Siguió experimentando hasta descubrir una técnica de restauración: “Comprábamos 100 y los sembrábamos juntos. Una semana después, los animales se habían comido 99, y el que quedaba no sobrevivía porque el terreno tiene alta radiación ultravioleta. Los árboles aquí necesitan sombra, algo que no decía ningún libro. Yo, que había participado en proyectos internacionales, si me hubieran presentado uno como este, no lo habría avalado”.
Era un proyecto costoso, sin duda, pero hay cosas que el dinero no compra. Una idea de vida como esta, en lo emocional, es invaluable. “La cantidad de plata que está enterrada aquí es mucha”.
El impacto fue tal que incluso los vecinos colaboraban en el cuidado del lugar. Luis Carlos compartió una anécdota: “Cuando creció un ciruelo que dio tres ciruelas, llegamos y los vecinos estaban con caucheras cuidando que los pájaros no se las comieran”.
Con el paso del tiempo, los árboles que sembraron comenzaron a crecer, y el lugar cobró sentido. Más aún, se convirtió en el epicentro de una pasión: la orquideología. Su origen fue sencillo. Luis Carlos recuerda: “Visitaba a un compañero de trabajo que tenía cinco orquídeas. Le conté a María Luisa: ¿cómo te parece que José tiene orquídeas en la casa? Se acercaba mi cumpleaños, y ella me regaló una orquídea, un Christing, nativa y endémica de estas montañas”. Esa orquídea cambió su visión de vida. Juntos se dedicaron al estudio de estas hermosas plantas y transformaron un terreno baldío en un santuario con más de 5.000 especies.
Recorrimos el lugar, asombrado por lo que veía: colibríes de cola larga aleteando, el atardecer cayendo, palmas de cera, y un espacio que conectaba sinfónicamente con mi ser.
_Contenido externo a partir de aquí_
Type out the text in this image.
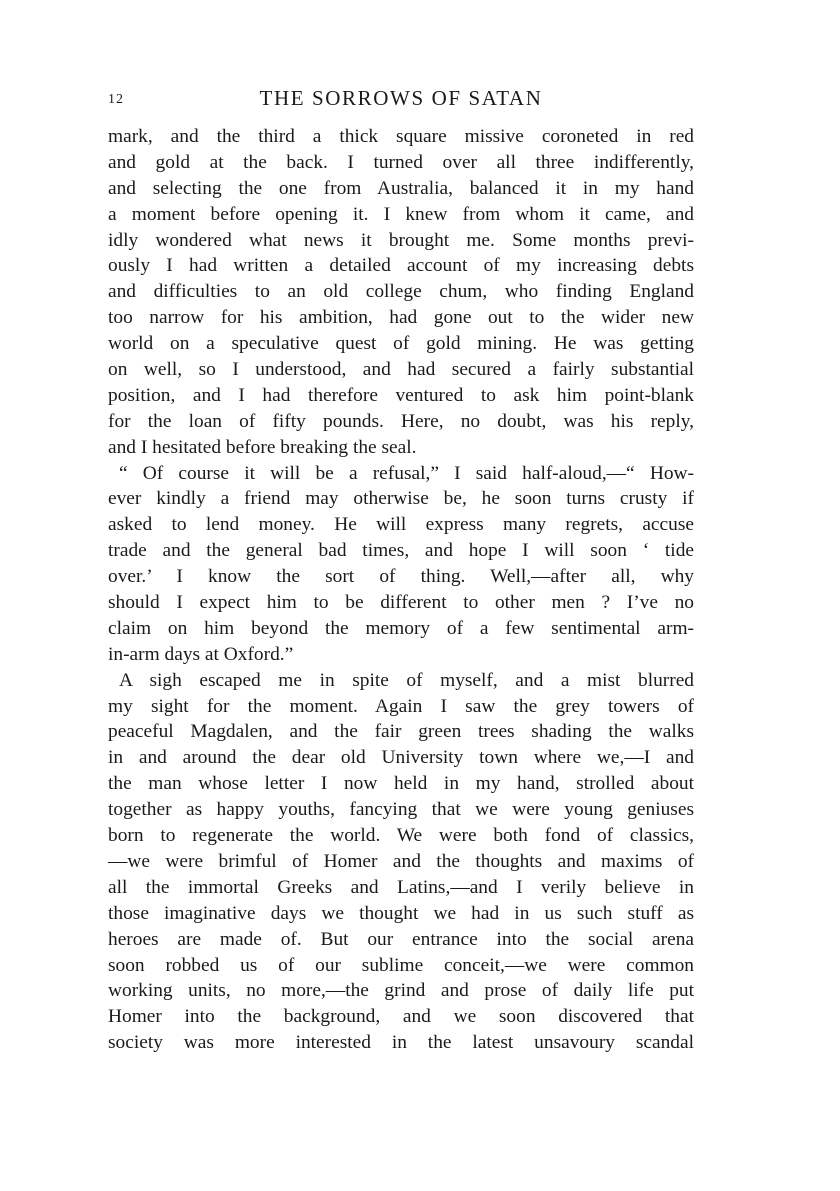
12	THE SORROWS OF SATAN
mark, and the third a thick square missive coroneted in red
and gold at the back. I turned over all three indifferently,
and selecting the one from Australia, balanced it in my hand
a moment before opening it. I knew from whom it came, and
idly wondered what news it brought me. Some months previ-
ously I had written a detailed account of my increasing debts
and difficulties to an old college chum, who finding England
too narrow for his ambition, had gone out to the wider new
world on a speculative quest of gold mining. He was getting
on well, so I understood, and had secured a fairly substantial
position, and I had therefore ventured to ask him point-blank
for the loan of fifty pounds. Here, no doubt, was his reply,
and I hesitated before breaking the seal.
“ Of course it will be a refusal,” I said half-aloud,—“ How-
ever kindly a friend may otherwise be, he soon turns crusty if
asked to lend money. He will express many regrets, accuse
trade and the general bad times, and hope I will soon ‘ tide
over.’ I know the sort of thing. Well,—after all, why
should I expect him to be different to other men ? I’ve no
claim on him beyond the memory of a few sentimental arm-
in-arm days at Oxford.”
A sigh escaped me in spite of myself, and a mist blurred
my sight for the moment. Again I saw the grey towers of
peaceful Magdalen, and the fair green trees shading the walks
in and around the dear old University town where we,—I and
the man whose letter I now held in my hand, strolled about
together as happy youths, fancying that we were young geniuses
born to regenerate the world. We were both fond of classics,
—we were brimful of Homer and the thoughts and maxims of
all the immortal Greeks and Latins,—and I verily believe in
those imaginative days we thought we had in us such stuff as
heroes are made of. But our entrance into the social arena
soon robbed us of our sublime conceit,—we were common
working units, no more,—the grind and prose of daily life put
Homer into the background, and we soon discovered that
society was more interested in the latest unsavoury scandal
La charla en la zona de meditación me invitó a una reflexión profunda. Al mirar el horizonte, me pregunté: ¿por qué este lugar no es más conocido en Colombia? María Luisa, siempre certera, respondió: “Creo que los colombianos no hemos visto realmente a las orquídeas. Las hemos escuchado por años, pero creemos que siempre estarán ahí. No nos asombran. Igual pasa con muchas cosas. Aquí decían que no había pájaros, pero cuando empezamos a mostrarlos, todos decían: ‘vi en mi casa ese que ustedes mostraron ayer’. Cuando algo se naturaliza, uno deja de verlo”. “Si no lo conocemos, no existe. Pero si se muestra y se sensibiliza, se cuida, se valora. Al menos tienes la opción de hacerlo”.
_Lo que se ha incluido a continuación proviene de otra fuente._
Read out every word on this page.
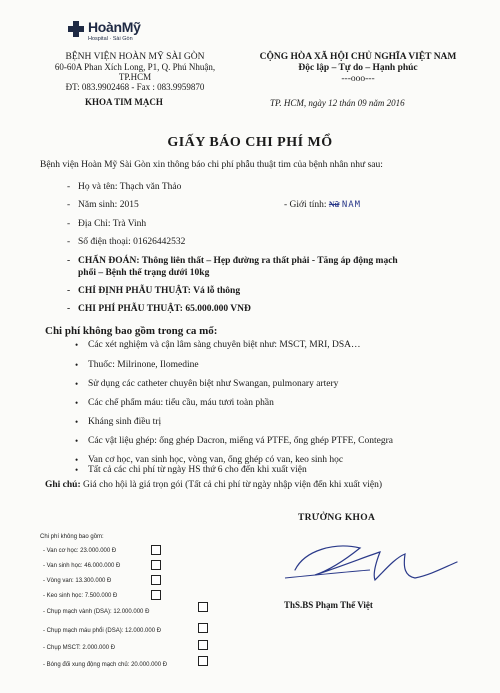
HoànMỹ
Hospital · Sài Gòn
BỆNH VIỆN HOÀN MỸ SÀI GÒN
60-60A Phan Xích Long, P1, Q. Phú Nhuận, TP.HCM
ĐT: 083.9902468 - Fax : 083.9959870
CỘNG HÒA XÃ HỘI CHỦ NGHĨA VIỆT NAM
Độc lập – Tự do – Hạnh phúc
---ooo---
KHOA TIM MẠCH	TP. HCM, ngày 12 thán 09 năm 2016
GIẤY BÁO CHI PHÍ MỔ
Bệnh viện Hoàn Mỹ Sài Gòn xin thông báo chi phí phẫu thuật tim của bệnh nhân như sau:
- Họ và tên: Thạch văn Thảo
- Năm sinh: 2015	- Giới tính: Nữ NAM
- Địa Chỉ: Trà Vinh
- Số điện thoại: 01626442532
- CHẨN ĐOÁN: Thông liên thất – Hẹp đường ra thất phải - Tăng áp động mạch
phổi – Bệnh thể trạng dưới 10kg
- CHỈ ĐỊNH PHẪU THUẬT: Vá lỗ thông
- CHI PHÍ PHẪU THUẬT: 65.000.000 VNĐ
Chi phí không bao gồm trong ca mổ:
• Các xét nghiệm và cận lâm sàng chuyên biệt như: MSCT, MRI, DSA…
• Thuốc: Milrinone, Ilomedine
• Sử dụng các catheter chuyên biệt như Swangan, pulmonary artery
• Các chế phẩm máu: tiểu cầu, máu tươi toàn phần
• Kháng sinh điều trị
• Các vật liệu ghép: ống ghép Dacron, miếng vá PTFE, ống ghép PTFE, Contegra
• Van cơ học, van sinh học, vòng van, ống ghép có van, keo sinh học
• Tất cả các chi phí từ ngày HS thứ 6 cho đến khi xuất viện
Ghi chú: Giá cho hội là giá trọn gói (Tất cả chi phí từ ngày nhập viện đến khi xuất viện)
TRƯỞNG KHOA
ThS.BS Phạm Thế Việt
Chi phí không bao gồm:
- Van cơ học: 23.000.000 Đ
- Van sinh học: 46.000.000 Đ
- Vòng van: 13.300.000 Đ
- Keo sinh học: 7.500.000 Đ
- Chụp mạch vành (DSA): 12.000.000 Đ
- Chụp mạch máu phổi (DSA): 12.000.000 Đ
- Chụp MSCT: 2.000.000 Đ
- Bóng đối xung động mạch chủ: 20.000.000 Đ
De regreso a la casa, María Luisa —galardonada en múltiples ocasiones por la American Orchid Society— me sorprendió con una confesión: “Los premios sirven de aliento, de motivación, son alimento para el espíritu. Nuestras orquídeas compiten en concursos de belleza sin pesticidas ni insecticidas. Es como enviar a una chica a Miss Universo sin cirugías. Es difícil, pero es natural”. Sin embargo, hay un reconocimiento que supera cualquier otro: “Lo más significativo fue el descubrimiento de la Maxillaria María Luisa. Generalmente, una nueva especie lleva el apellido de quien la descubre, pero Luis Carlos decidió nombrarla con mi nombre. Eso es único, un acto de amor maravilloso, irrepetible. Además, trasciende el tiempo, porque el nombre científico no cambia. Ese es el premio más valioso de todos”.
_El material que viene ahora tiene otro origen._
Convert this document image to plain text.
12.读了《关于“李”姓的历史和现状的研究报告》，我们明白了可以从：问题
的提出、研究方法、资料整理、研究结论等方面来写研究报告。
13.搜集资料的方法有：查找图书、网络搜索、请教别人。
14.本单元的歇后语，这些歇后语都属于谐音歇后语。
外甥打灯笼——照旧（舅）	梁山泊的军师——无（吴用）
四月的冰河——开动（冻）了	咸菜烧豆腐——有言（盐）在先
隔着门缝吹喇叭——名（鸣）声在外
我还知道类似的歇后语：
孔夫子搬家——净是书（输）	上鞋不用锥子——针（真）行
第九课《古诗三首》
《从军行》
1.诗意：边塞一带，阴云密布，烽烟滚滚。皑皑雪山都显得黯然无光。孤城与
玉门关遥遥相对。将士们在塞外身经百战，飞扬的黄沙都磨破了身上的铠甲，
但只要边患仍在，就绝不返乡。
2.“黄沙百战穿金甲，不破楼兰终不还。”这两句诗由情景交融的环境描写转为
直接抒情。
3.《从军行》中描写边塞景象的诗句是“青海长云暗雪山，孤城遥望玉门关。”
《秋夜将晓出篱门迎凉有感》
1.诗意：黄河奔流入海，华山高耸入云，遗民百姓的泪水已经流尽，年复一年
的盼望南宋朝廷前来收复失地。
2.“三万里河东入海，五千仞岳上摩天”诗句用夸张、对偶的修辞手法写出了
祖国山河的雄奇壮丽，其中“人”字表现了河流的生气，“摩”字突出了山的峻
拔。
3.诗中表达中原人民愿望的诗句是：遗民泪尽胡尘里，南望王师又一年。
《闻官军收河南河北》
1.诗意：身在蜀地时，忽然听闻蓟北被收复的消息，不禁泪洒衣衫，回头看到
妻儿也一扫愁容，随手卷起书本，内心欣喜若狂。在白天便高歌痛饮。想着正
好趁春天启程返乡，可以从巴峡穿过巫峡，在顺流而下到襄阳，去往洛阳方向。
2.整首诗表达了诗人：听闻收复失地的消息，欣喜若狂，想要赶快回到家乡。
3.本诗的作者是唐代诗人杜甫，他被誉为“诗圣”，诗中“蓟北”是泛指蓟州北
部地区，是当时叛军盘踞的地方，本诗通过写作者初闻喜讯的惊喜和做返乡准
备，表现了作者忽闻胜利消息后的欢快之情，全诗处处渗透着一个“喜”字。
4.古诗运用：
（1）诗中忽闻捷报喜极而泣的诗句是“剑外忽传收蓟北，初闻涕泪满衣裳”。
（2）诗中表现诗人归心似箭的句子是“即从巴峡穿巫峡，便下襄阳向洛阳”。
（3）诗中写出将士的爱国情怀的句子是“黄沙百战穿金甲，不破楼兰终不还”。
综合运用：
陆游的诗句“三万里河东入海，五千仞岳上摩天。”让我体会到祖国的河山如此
Ese gesto de amor resume lo que viví en Forest of Orchids. Un lugar único en tierras colombianas, lleno de pasión y gratitud por quienes lo habitan. Allí se respira plenitud, confianza, casi familiaridad. María Luisa encarna todo eso: una mujer de amor genuino, cuya voz ilumina cada rincón del alma. Como bien dice su esposo: “Es el corazón de este lugar”, una persona que cuida del planeta y de quienes la rodean, y que se esfuerza por “devolverle al mundo un poquito de lo mucho que nos da”.